Verbände, private Träger und Kommunen haben geplante neue Vorgaben für Pflegeheime in Hessen einem Zeitungsbericht zufolge scharf kritisiert. Heime könnten dadurch in Schwierigkeiten geraten und die Kosten könnten für selbst zahlende Heimbewohner sowie für Sozialhilfeträger erheblich steigen, monierten der Hessische Städtetag, die Liga der Wohlfahrtsverbände sowie der Bundesverband privater Anbieter sozialer Dienste in der Frankfurter Rundschau.

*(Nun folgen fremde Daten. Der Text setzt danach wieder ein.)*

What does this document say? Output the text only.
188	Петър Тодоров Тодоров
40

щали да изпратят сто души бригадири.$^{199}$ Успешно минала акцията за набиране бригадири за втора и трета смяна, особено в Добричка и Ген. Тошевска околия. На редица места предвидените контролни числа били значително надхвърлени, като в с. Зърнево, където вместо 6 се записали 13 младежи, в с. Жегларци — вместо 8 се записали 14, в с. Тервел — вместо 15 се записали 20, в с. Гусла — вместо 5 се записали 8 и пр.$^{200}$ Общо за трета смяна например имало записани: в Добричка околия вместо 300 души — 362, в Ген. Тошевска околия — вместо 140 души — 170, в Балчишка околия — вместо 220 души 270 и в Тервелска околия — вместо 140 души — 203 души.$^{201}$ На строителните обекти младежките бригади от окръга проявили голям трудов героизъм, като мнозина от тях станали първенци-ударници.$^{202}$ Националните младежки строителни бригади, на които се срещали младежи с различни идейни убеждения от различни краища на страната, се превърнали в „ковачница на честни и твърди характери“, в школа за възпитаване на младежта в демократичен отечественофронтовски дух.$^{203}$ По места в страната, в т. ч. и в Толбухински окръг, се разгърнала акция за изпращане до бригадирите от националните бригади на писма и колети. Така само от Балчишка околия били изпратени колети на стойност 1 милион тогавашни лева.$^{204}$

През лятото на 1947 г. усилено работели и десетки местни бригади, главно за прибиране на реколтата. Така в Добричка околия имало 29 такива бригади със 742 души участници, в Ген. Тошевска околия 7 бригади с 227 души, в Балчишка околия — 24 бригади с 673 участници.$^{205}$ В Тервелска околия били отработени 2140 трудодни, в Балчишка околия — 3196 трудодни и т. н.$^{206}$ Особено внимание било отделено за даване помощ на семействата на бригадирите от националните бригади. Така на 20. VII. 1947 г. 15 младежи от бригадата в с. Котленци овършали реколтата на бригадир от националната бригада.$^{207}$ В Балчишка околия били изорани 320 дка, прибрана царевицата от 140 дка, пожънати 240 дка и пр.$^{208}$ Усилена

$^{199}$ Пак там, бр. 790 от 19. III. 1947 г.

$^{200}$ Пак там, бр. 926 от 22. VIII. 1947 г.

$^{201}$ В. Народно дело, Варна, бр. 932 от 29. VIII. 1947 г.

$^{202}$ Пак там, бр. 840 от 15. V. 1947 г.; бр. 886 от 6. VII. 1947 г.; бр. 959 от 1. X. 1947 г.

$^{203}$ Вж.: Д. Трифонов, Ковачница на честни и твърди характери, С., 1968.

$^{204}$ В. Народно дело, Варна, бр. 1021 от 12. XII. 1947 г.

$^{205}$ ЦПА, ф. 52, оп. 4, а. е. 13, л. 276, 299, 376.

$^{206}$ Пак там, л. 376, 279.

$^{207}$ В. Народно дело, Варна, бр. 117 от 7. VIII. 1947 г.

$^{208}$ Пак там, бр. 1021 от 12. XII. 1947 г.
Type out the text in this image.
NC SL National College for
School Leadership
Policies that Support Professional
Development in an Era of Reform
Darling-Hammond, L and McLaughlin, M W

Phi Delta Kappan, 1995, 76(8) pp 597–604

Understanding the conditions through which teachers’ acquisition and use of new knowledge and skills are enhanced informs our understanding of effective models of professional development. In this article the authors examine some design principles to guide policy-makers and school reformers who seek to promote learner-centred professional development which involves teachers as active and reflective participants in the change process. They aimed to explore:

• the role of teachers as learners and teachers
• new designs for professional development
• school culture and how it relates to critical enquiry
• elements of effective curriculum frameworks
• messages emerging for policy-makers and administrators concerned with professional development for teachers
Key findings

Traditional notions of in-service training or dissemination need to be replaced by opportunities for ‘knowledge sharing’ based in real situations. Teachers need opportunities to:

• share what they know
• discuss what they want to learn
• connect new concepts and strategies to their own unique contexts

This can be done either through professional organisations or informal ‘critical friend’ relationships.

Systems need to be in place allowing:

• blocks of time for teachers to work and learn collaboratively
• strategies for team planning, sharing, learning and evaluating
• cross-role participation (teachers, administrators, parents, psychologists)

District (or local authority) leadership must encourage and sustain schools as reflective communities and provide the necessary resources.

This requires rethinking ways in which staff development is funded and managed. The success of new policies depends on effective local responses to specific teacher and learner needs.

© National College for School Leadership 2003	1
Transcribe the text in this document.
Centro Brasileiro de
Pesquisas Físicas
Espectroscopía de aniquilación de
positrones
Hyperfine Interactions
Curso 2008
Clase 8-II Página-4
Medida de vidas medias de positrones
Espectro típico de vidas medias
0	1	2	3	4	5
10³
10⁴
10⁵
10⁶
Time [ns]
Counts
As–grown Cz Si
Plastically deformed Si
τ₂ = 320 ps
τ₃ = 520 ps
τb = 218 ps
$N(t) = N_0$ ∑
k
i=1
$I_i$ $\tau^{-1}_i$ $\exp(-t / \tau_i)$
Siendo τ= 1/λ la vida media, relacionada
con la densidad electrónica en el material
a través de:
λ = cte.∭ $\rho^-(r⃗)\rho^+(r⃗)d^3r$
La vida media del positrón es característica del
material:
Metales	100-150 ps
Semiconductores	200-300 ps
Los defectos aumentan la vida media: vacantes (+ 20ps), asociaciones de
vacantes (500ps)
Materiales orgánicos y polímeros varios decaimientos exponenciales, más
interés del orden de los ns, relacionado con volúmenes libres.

Hessens Sozialminister Stefan Grüttner (CDU) will dem Blatt zufolge mit einer neuen Pflegeverordnung ab Anfang 2018 unter anderem die Mindestgröße von Einzelzimmern von zwölf auf 14 und die von Doppelzimmern von 18 auf 24 Quadratmeter ohne Vorraum und Bad anheben. "Die dadurch bei Neubauten entstehenden erhöhten Investitionskosten sind von den Sozialhilfeträgern zu finanzieren und augenblicklich in keiner Weise abzuschätzen", sagte Städtetags-Direktor Stephan Gieseler der Frankfurter Rundschau. Die Pflegereferentin des Paritätischen Wohlfahrtsverbandes Hessen, Marion Hersina, gab zu bedenken: "Einrichtungen müssten gegebenenfalls abgerissen und neu gebaut werden." Das Sozialministerium in Wiesbaden hat der Zeitung zufolge zugesagt, alle Stellungnahmen sorgfältig zu prüfen.